Refer to the exhibit. Which component of the cipher suite provides perfect forward secrecy?
ECDHE uses ephemeral keys, ensuring forward secrecy.
Why this answer
ECDHE (Elliptic Curve Diffie-Hellman Ephemeral) provides perfect forward secrecy (PFS) because it generates a unique, ephemeral session key for each TLS session. If the long-term private key is compromised, past session keys cannot be derived, as the ephemeral keys are discarded after use. This is defined in RFC 4492 and is a core property of ephemeral Diffie-Hellman key exchange.
Exam trap
ISC2 often tests the distinction between the protocol version (TLS 1.2) and the cipher suite components that actually implement PFS, leading candidates to incorrectly select TLS 1.2 because they associate it with modern security features.
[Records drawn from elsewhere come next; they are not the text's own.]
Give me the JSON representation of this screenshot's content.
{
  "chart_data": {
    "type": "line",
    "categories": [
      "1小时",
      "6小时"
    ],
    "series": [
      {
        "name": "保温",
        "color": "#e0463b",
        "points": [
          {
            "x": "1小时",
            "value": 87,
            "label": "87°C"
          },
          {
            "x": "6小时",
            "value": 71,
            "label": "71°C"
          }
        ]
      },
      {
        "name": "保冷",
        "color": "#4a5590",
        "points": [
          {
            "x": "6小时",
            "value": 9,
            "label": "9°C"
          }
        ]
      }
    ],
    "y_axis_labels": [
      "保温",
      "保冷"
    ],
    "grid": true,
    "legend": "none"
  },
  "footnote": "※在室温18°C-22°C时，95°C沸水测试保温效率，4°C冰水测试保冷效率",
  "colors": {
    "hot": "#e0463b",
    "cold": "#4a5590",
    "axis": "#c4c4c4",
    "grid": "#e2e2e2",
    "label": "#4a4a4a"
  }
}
How to eliminate wrong answers
Option B (TLS 1.2) is wrong because TLS 1.2 is a protocol version, not a component that provides PFS; it can support PFS if ECDHE or DHE cipher suites are negotiated, but the protocol itself does not guarantee PFS. Option C (AES256-GCM) is wrong because AES256-GCM is a symmetric encryption and authenticated encryption algorithm (AEAD) that protects data confidentiality and integrity, but it does not influence key exchange or provide PFS. Option D (SHA384) is wrong because SHA384 is a hash function used for message authentication in HMAC or for integrity checks in TLS, and it has no role in establishing ephemeral keys or PFS.